US District Judge Derrick Watson ordered the government not to enforce the ban on grandparents, grandchildren, brothers-in-law, sisters-in-law, aunts, uncles, nieces, nephews and cousins of people in the US.

“Common sense, for instance, dictates that close family members be defined to include grandparents,” judge Watson said in his ruling. “Indeed, grandparents are the epitome of close family members.”

The US Supreme Court last month exempted visa applicants from the ban if they can prove a “bona fide” relationship with a US citizen or entity.

The Trump administration has said the ban will not apply to citizens of the six countries with a parent, spouse, fiance, son, daughter, son-in-law, daughter-in-law or sibling already in the US.

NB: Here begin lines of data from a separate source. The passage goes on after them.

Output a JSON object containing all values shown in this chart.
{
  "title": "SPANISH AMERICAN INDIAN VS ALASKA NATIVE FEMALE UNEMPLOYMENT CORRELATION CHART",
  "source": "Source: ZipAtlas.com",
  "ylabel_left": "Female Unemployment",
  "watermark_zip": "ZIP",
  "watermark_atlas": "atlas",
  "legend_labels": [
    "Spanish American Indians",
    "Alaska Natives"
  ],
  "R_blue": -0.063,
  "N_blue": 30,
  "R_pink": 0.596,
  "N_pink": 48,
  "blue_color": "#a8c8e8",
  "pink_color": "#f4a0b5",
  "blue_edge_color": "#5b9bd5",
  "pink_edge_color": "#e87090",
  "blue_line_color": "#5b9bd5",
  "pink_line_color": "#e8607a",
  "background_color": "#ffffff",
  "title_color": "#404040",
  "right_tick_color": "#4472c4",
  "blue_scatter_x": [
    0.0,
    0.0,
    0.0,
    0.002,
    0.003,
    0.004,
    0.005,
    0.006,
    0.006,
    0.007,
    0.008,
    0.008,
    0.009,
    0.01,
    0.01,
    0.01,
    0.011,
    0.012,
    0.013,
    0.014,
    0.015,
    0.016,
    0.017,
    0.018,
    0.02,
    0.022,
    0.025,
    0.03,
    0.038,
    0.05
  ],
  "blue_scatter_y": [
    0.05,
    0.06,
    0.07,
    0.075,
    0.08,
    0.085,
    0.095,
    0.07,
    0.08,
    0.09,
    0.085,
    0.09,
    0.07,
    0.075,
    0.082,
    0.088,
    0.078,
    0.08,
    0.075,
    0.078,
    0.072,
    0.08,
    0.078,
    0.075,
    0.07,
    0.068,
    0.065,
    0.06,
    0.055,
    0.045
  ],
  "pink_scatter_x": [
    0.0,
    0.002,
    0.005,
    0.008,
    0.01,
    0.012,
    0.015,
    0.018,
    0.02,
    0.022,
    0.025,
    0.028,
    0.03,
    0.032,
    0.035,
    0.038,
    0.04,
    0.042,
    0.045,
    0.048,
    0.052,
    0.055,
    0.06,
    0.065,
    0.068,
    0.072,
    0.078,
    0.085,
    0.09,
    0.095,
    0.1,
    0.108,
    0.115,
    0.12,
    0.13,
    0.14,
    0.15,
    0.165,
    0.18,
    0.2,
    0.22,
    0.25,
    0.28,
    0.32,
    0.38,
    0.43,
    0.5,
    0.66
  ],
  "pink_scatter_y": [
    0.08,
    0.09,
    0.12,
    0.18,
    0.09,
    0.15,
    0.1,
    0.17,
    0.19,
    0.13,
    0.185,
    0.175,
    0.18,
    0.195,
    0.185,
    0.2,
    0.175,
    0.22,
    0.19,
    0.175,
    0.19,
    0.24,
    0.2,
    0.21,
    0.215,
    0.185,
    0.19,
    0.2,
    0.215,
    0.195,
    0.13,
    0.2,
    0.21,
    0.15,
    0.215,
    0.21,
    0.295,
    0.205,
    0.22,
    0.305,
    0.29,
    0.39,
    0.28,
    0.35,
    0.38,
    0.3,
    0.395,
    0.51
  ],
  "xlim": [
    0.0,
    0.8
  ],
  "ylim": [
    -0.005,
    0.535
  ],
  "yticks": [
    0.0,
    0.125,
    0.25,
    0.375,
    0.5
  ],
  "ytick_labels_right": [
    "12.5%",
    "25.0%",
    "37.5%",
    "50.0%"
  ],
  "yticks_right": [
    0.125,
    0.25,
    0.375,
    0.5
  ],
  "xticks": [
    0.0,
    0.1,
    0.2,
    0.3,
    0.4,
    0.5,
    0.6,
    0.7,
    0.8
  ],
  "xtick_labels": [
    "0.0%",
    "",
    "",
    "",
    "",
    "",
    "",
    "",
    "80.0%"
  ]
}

Hawaii ruled that grandparents, uncles and aunts and other close relatives should also be exempted. The state asked Judge Watson, who blocked the President’s revised travel ban in March, to clarify that those other family members are also exempt from the ban.

Judge Watson rejected Hawaii’s request, saying the state should go to the US Supreme Court since it was seeking to clarify its requirement of a “bona fide relationship.”

Hawaii appealed Judge Watson’s ruling to the Ninth US Circuit Court of Appeals, but the court said the judge’s ruling was not appealable under federal judicial laws.

The Ninth Circuit, however, said Judge Watson had the authority to interpret the Supreme Court’s order and block any violation of it. Hawaii then renewed last week’s request with Judge Watson in a different form.

“Because plaintiffs now seek such injunctive relief, the court reaches the merits of their request, consistent with the Ninth Circuit’s guidance,” Judge Watson wrote.

The Hawaii attorney general’s office has not yet commented on the Judge’s ruling.